Memantine (Namenda) blocks glutamatergic neurotransmission by antagonizing N-methyl-D-aspartate receptors, which may prevent excitotoxic reactions. It is used as monotherapy, and data suggest that when it is combined with a cholinesterase inhibitor, there is improvement in cognition and activities of daily living.
- It is indicated for treatment of moderate to severe Alzheimer’s disease.
- It is not metabolized by the liver, but is primarily excreted unchanged in the urine (half-life of elimination = 60 to 80 hours).
- It is usually well tolerated, and side effects include constipation, confusion, dizziness, hallucinations, headache, cough, and hypertension.
- It is initiated at 5 mg/day and increased weekly by 5 mg/day to the effective dose of 10 mg twice daily. Dosing must be adjusted in patients with renal impairment.
Recent trials do not support the use of estrogen to prevent or treat cognitive decline.
Evidence related to the role of vitamin E in preventing Alzheimer’s disease is mixed, and conclusions cannot be drawn at this time.
Because of a significant incidence of side effects and a lack of compelling evidence, Nonsteroidal antiinflammatory drugs are not recommended for treatment or prevention of Alzheimer’s disease.
There is interest in the use of lipid-lowering agents, especially the 3-hydroxy-3-methylglutaryl coenzyme A-reductase inhibitors, to prevent Alzheimer’s disease. Pravastatin and lovastatin, but not simvastatin, were associated with a lower prevalence of Alzheimer’s disease. Further study is needed before these agents can be recommended for this use.

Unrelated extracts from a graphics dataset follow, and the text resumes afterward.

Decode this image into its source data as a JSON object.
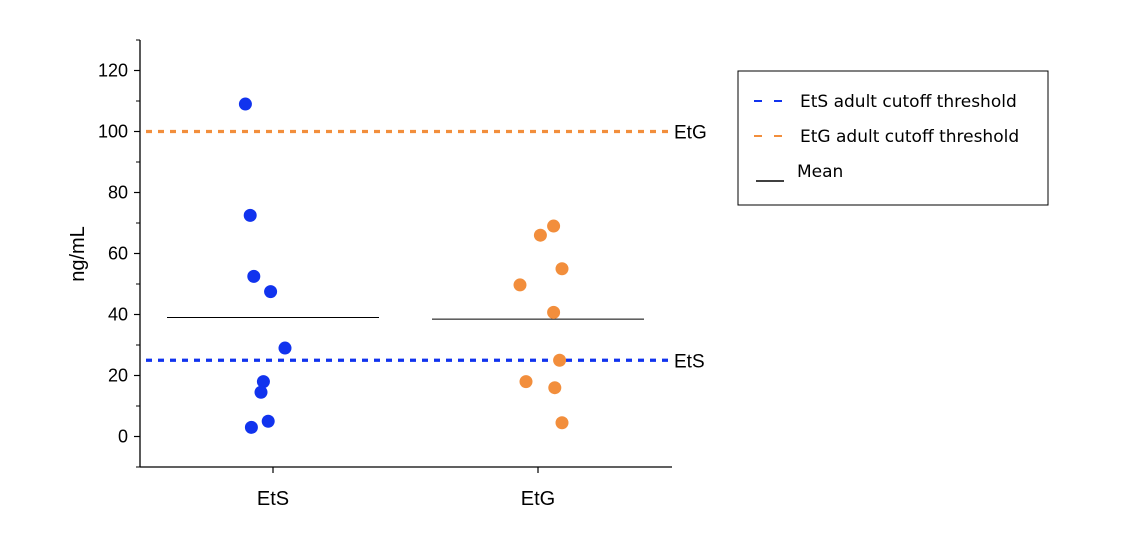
{
  "chart_data": {
    "type": "scatter",
    "ylabel": "ng/mL",
    "xlabel": "",
    "ylim": [
      -10,
      130
    ],
    "yticks": [
      0,
      20,
      40,
      60,
      80,
      100,
      120
    ],
    "categories": [
      "EtS",
      "EtG"
    ],
    "series": [
      {
        "category": "EtS",
        "color": "#1133ee",
        "points": [
          {
            "x": -0.23,
            "y": 109
          },
          {
            "x": -0.19,
            "y": 72.5
          },
          {
            "x": -0.16,
            "y": 52.5
          },
          {
            "x": -0.02,
            "y": 47.5
          },
          {
            "x": 0.1,
            "y": 29
          },
          {
            "x": -0.08,
            "y": 18
          },
          {
            "x": -0.1,
            "y": 14.5
          },
          {
            "x": -0.04,
            "y": 5
          },
          {
            "x": -0.18,
            "y": 3
          }
        ],
        "mean": 39
      },
      {
        "category": "EtG",
        "color": "#f28e3c",
        "points": [
          {
            "x": 0.13,
            "y": 69
          },
          {
            "x": 0.02,
            "y": 66
          },
          {
            "x": 0.2,
            "y": 55
          },
          {
            "x": -0.15,
            "y": 49.7
          },
          {
            "x": 0.13,
            "y": 40.7
          },
          {
            "x": 0.18,
            "y": 25
          },
          {
            "x": -0.1,
            "y": 18
          },
          {
            "x": 0.14,
            "y": 16
          },
          {
            "x": 0.2,
            "y": 4.5
          }
        ],
        "mean": 38.5
      }
    ],
    "thresholds": [
      {
        "name": "EtS adult cutoff threshold",
        "label": "EtS",
        "value": 25,
        "color": "#1133ee"
      },
      {
        "name": "EtG adult cutoff threshold",
        "label": "EtG",
        "value": 100,
        "color": "#f28e3c"
      }
    ],
    "legend": {
      "placement": "right",
      "entries": [
        {
          "label": "EtS adult cutoff threshold",
          "kind": "dash",
          "color": "#1133ee"
        },
        {
          "label": "EtG adult cutoff threshold",
          "kind": "dash",
          "color": "#f28e3c"
        },
        {
          "label": "Mean",
          "kind": "line",
          "color": "#000000"
        }
      ]
    },
    "grid": false
  }
}
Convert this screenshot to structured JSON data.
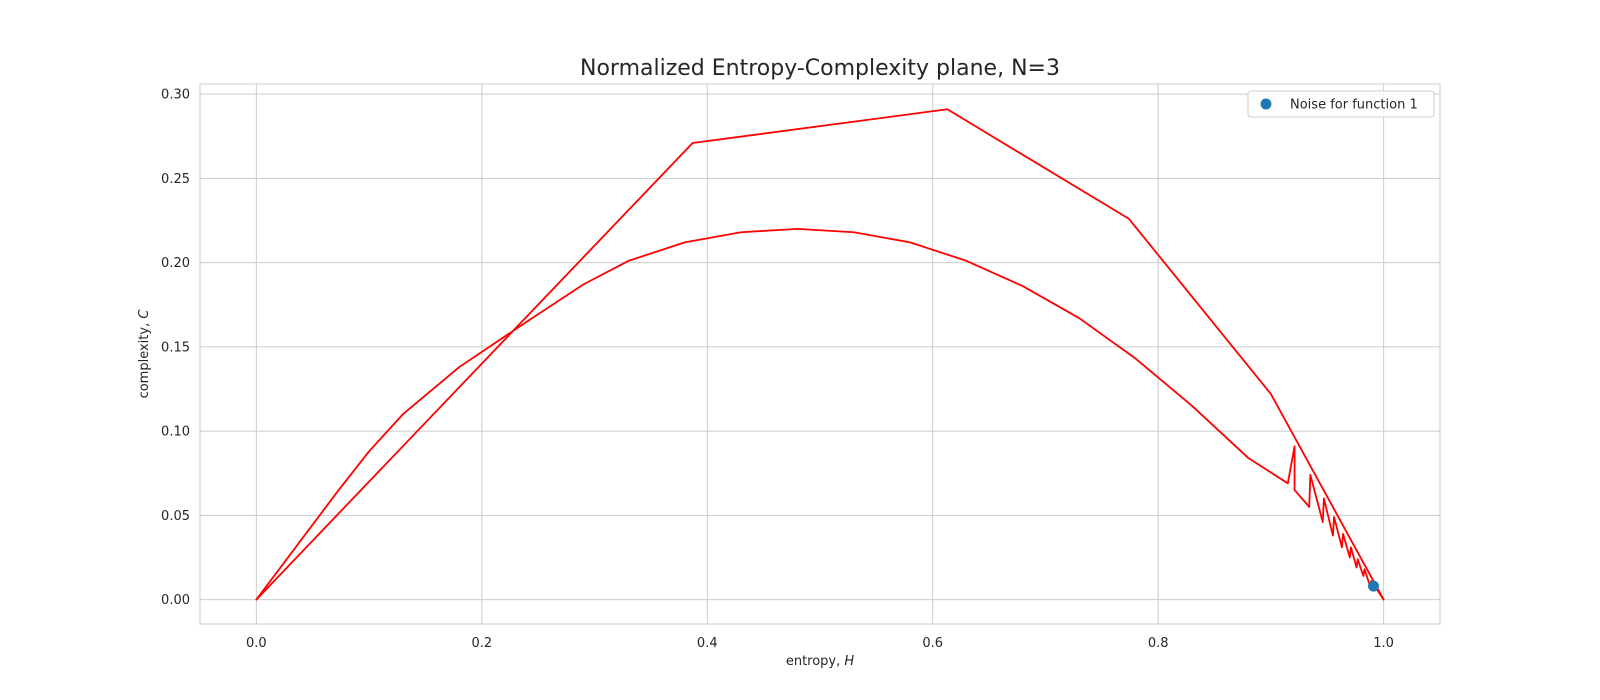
{
  "chart_data": {
    "type": "line",
    "title": "Normalized Entropy-Complexity plane, N=3",
    "xlabel": "entropy, ",
    "xlabel_var": "H",
    "ylabel": "complexity, ",
    "ylabel_var": "C",
    "xlim": [
      -0.05,
      1.05
    ],
    "ylim": [
      -0.0145,
      0.306
    ],
    "xticks": [
      0.0,
      0.2,
      0.4,
      0.6,
      0.8,
      1.0
    ],
    "xtick_labels": [
      "0.0",
      "0.2",
      "0.4",
      "0.6",
      "0.8",
      "1.0"
    ],
    "yticks": [
      0.0,
      0.05,
      0.1,
      0.15,
      0.2,
      0.25,
      0.3
    ],
    "ytick_labels": [
      "0.00",
      "0.05",
      "0.10",
      "0.15",
      "0.20",
      "0.25",
      "0.30"
    ],
    "grid": true,
    "legend_position": "top-right",
    "colors": {
      "curve": "#ff0000",
      "point": "#1f77b4",
      "grid": "#cccccc",
      "spine": "#cccccc"
    },
    "series": [
      {
        "kind": "line",
        "x": [
          0.0,
          0.073,
          0.1,
          0.13,
          0.18,
          0.24,
          0.29,
          0.33,
          0.38,
          0.43,
          0.48,
          0.53,
          0.58,
          0.63,
          0.68,
          0.73,
          0.78,
          0.83,
          0.88,
          0.915,
          0.921,
          0.921,
          0.934,
          0.935,
          0.946,
          0.947,
          0.955,
          0.956,
          0.963,
          0.964,
          0.97,
          0.971,
          0.976,
          0.977,
          0.982,
          0.983,
          0.988,
          0.989,
          1.0
        ],
        "y": [
          0.0,
          0.065,
          0.088,
          0.11,
          0.138,
          0.165,
          0.187,
          0.201,
          0.212,
          0.218,
          0.22,
          0.218,
          0.212,
          0.201,
          0.186,
          0.167,
          0.143,
          0.115,
          0.084,
          0.069,
          0.091,
          0.065,
          0.055,
          0.074,
          0.046,
          0.06,
          0.038,
          0.049,
          0.031,
          0.039,
          0.025,
          0.031,
          0.019,
          0.024,
          0.014,
          0.018,
          0.008,
          0.011,
          0.0
        ]
      },
      {
        "kind": "line",
        "x": [
          0.0,
          0.387,
          0.613,
          0.774,
          0.9,
          1.0
        ],
        "y": [
          0.0,
          0.271,
          0.291,
          0.226,
          0.122,
          0.0
        ]
      },
      {
        "kind": "scatter",
        "name": "Noise for function 1",
        "x": [
          0.991
        ],
        "y": [
          0.008
        ]
      }
    ]
  }
}
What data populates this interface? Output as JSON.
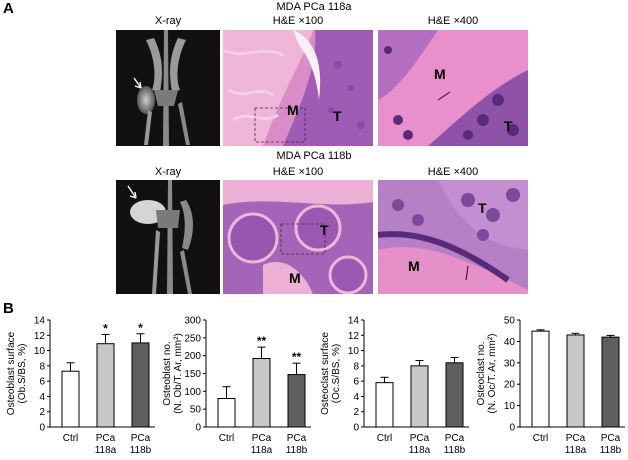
{
  "panel_a": {
    "letter": "A",
    "row1": {
      "title": "MDA PCa 118a",
      "xray_label": "X-ray",
      "he100_label": "H&E ×100",
      "he400_label": "H&E ×400",
      "labels": {
        "m": "M",
        "t": "T"
      }
    },
    "row2": {
      "title": "MDA PCa 118b",
      "xray_label": "X-ray",
      "he100_label": "H&E ×100",
      "he400_label": "H&E ×400",
      "labels": {
        "m": "M",
        "t": "T"
      }
    }
  },
  "panel_b": {
    "letter": "B"
  },
  "colors": {
    "he_pink": "#e9a3cf",
    "he_purple": "#7a3a9e",
    "bar_ctrl": "#ffffff",
    "bar_118a": "#c8c8c8",
    "bar_118b": "#5f5f5f"
  },
  "chart_data": [
    {
      "type": "bar",
      "ylabel_line1": "Osteoblast surface",
      "ylabel_line2": "(Ob.S/BS, %)",
      "ylim": [
        0,
        14
      ],
      "yticks": [
        0,
        2,
        4,
        6,
        8,
        10,
        12,
        14
      ],
      "categories": [
        [
          "Ctrl",
          ""
        ],
        [
          "PCa",
          "118a"
        ],
        [
          "PCa",
          "118b"
        ]
      ],
      "values": [
        7.3,
        10.9,
        11.0
      ],
      "errors": [
        1.1,
        1.2,
        1.2
      ],
      "significance": [
        "",
        "*",
        "*"
      ]
    },
    {
      "type": "bar",
      "ylabel_line1": "Osteoblast no.",
      "ylabel_line2": "(N. Ob/T. Ar, mm²)",
      "ylim": [
        0,
        300
      ],
      "yticks": [
        0,
        50,
        100,
        150,
        200,
        250,
        300
      ],
      "categories": [
        [
          "Ctrl",
          ""
        ],
        [
          "PCa",
          "118a"
        ],
        [
          "PCa",
          "118b"
        ]
      ],
      "values": [
        80,
        192,
        147
      ],
      "errors": [
        33,
        32,
        32
      ],
      "significance": [
        "",
        "**",
        "**"
      ]
    },
    {
      "type": "bar",
      "ylabel_line1": "Osteoclast surface",
      "ylabel_line2": "(Oc.S/BS, %)",
      "ylim": [
        0,
        14
      ],
      "yticks": [
        0,
        2,
        4,
        6,
        8,
        10,
        12,
        14
      ],
      "categories": [
        [
          "Ctrl",
          ""
        ],
        [
          "PCa",
          "118a"
        ],
        [
          "PCa",
          "118b"
        ]
      ],
      "values": [
        5.8,
        8.0,
        8.4
      ],
      "errors": [
        0.7,
        0.7,
        0.7
      ],
      "significance": [
        "",
        "",
        ""
      ]
    },
    {
      "type": "bar",
      "ylabel_line1": "Osteoclast no.",
      "ylabel_line2": "(N. Oc/T. Ar, mm²)",
      "ylim": [
        0,
        50
      ],
      "yticks": [
        0,
        10,
        20,
        30,
        40,
        50
      ],
      "categories": [
        [
          "Ctrl",
          ""
        ],
        [
          "PCa",
          "118a"
        ],
        [
          "PCa",
          "118b"
        ]
      ],
      "values": [
        44.8,
        43.0,
        42.0
      ],
      "errors": [
        0.6,
        0.8,
        0.8
      ],
      "significance": [
        "",
        "",
        ""
      ]
    }
  ]
}
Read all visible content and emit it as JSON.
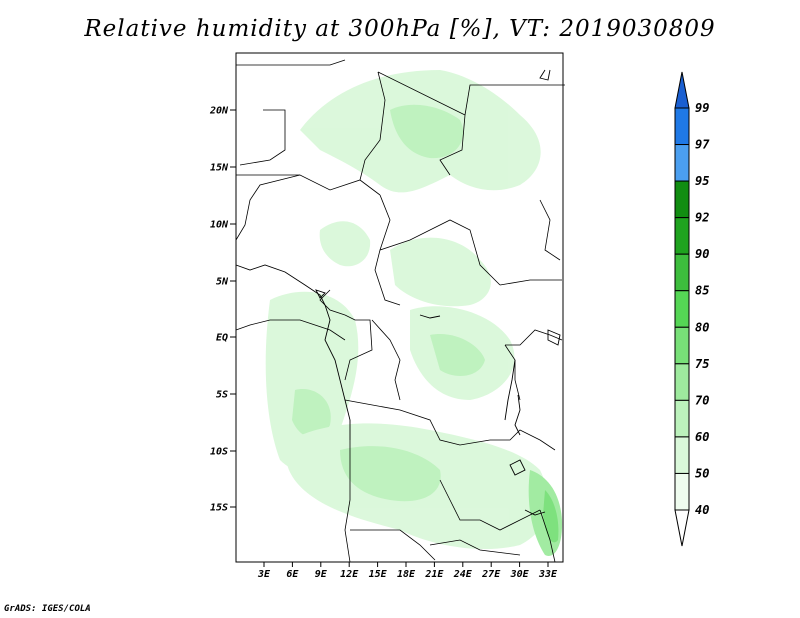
{
  "title": "Relative humidity at 300hPa [%], VT: 2019030809",
  "credit": "GrADS: IGES/COLA",
  "lat_labels": [
    "20N",
    "15N",
    "10N",
    "5N",
    "EQ",
    "5S",
    "10S",
    "15S"
  ],
  "lon_labels": [
    "3E",
    "6E",
    "9E",
    "12E",
    "15E",
    "18E",
    "21E",
    "24E",
    "27E",
    "30E",
    "33E"
  ],
  "colorbar": {
    "levels": [
      "99",
      "97",
      "95",
      "92",
      "90",
      "85",
      "80",
      "75",
      "70",
      "60",
      "50",
      "40"
    ],
    "colors": [
      "#1a5fd1",
      "#1f79e6",
      "#4b9ff0",
      "#118d11",
      "#1fa31f",
      "#3dbd3d",
      "#55d655",
      "#78e078",
      "#9eea9e",
      "#bcf2bc",
      "#daf8da",
      "#effcef",
      "#ffffff"
    ]
  },
  "field_colors": {
    "light": "#daf8da",
    "mid": "#bcf2bc",
    "strong": "#9eea9e",
    "darker": "#78e078"
  }
}
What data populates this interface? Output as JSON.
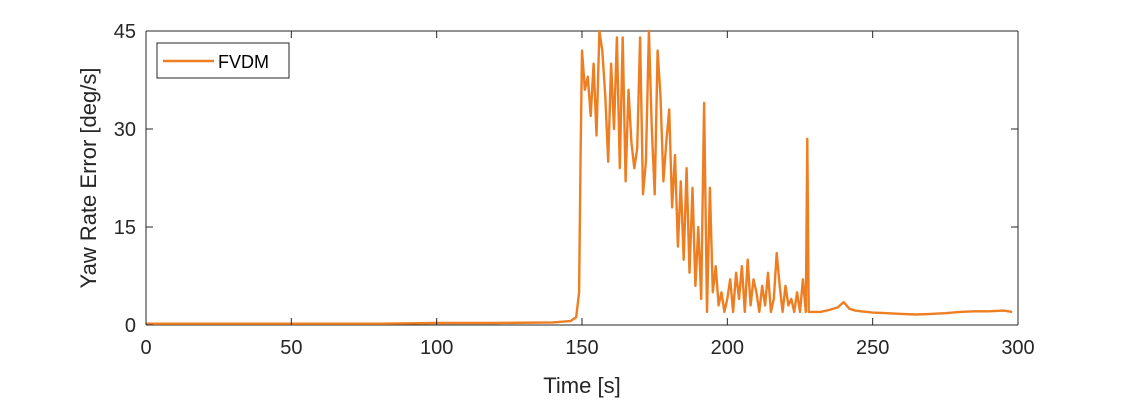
{
  "chart_data": {
    "type": "line",
    "xlabel": "Time [s]",
    "ylabel": "Yaw Rate Error [deg/s]",
    "xlim": [
      0,
      300
    ],
    "ylim": [
      0,
      45
    ],
    "xticks": [
      0,
      50,
      100,
      150,
      200,
      250,
      300
    ],
    "yticks": [
      0,
      15,
      30,
      45
    ],
    "grid": false,
    "legend_position": "top-left",
    "series": [
      {
        "name": "FVDM",
        "color": "#EE7E22",
        "x": [
          0,
          20,
          40,
          60,
          80,
          100,
          120,
          140,
          146,
          148,
          149,
          149.5,
          150,
          151,
          152,
          153,
          154,
          155,
          156,
          157,
          158,
          159,
          160,
          161,
          162,
          163,
          164,
          165,
          166,
          167,
          168,
          169,
          170,
          171,
          172,
          173,
          174,
          175,
          176,
          177,
          178,
          179,
          180,
          181,
          182,
          183,
          184,
          185,
          186,
          187,
          188,
          189,
          190,
          191,
          192,
          193,
          194,
          195,
          196,
          197,
          198,
          199,
          200,
          201,
          202,
          203,
          204,
          205,
          206,
          207,
          208,
          209,
          210,
          211,
          212,
          213,
          214,
          215,
          216,
          217,
          218,
          219,
          220,
          221,
          222,
          223,
          224,
          225,
          226,
          227,
          227.5,
          228,
          229,
          232,
          235,
          238,
          240,
          242,
          244,
          246,
          250,
          255,
          260,
          265,
          270,
          275,
          280,
          285,
          290,
          295,
          298
        ],
        "y": [
          0.2,
          0.2,
          0.2,
          0.2,
          0.2,
          0.3,
          0.3,
          0.4,
          0.6,
          1.2,
          5,
          25,
          42,
          36,
          38,
          32,
          40,
          29,
          45,
          42,
          35,
          25,
          40,
          30,
          44,
          24,
          44,
          22,
          36,
          28,
          24,
          27,
          44,
          20,
          25,
          45,
          30,
          20,
          42,
          35,
          22,
          28,
          33,
          18,
          26,
          12,
          22,
          10,
          24,
          8,
          21,
          6,
          15,
          4,
          34,
          2,
          21,
          5,
          9,
          3,
          5,
          2,
          4,
          7,
          2,
          8,
          4,
          9,
          2,
          10,
          3,
          7,
          5,
          2,
          6,
          3,
          8,
          2,
          4,
          11,
          6,
          2,
          6,
          3,
          4,
          2,
          5,
          2,
          7,
          2,
          28.5,
          2,
          2,
          2,
          2.3,
          2.7,
          3.5,
          2.5,
          2.2,
          2.1,
          1.9,
          1.8,
          1.7,
          1.6,
          1.7,
          1.8,
          2.0,
          2.1,
          2.1,
          2.2,
          2.0
        ]
      }
    ]
  }
}
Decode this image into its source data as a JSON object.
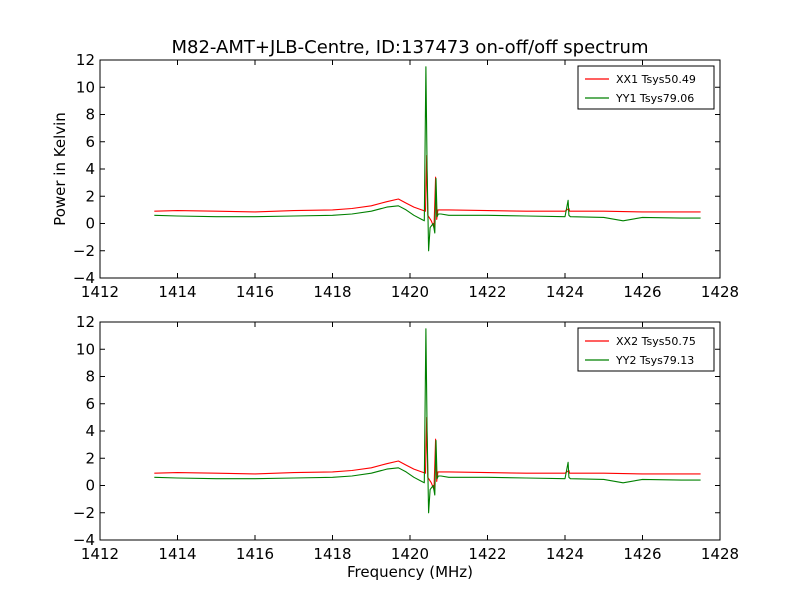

A metaanalysis indicated that EGb 761 (an extract of ginkgo biloba) may have some therapeutic effect at doses of 120 to 240 mg of the standard leaf extract twice daily. Because of limited efficacy data, the potential for adverse effects (e.g., nausea, vomiting, diarrhea, headache, dizziness, weakness, and hemorrhage), and the poor standardization of herbal products, it is recommended that ginkgo biloba be used only with caution.
Ginkgo biloba should not be used in individuals taking anticoagulants or antiplatelet drugs, and should be use cautiously in those taking nonsteroidal antiinflammatory drugs.
Although initial studies suggest potential effectiveness of huperzine A, it has not been adequately evaluated for treatment of Alzheimer’s disease.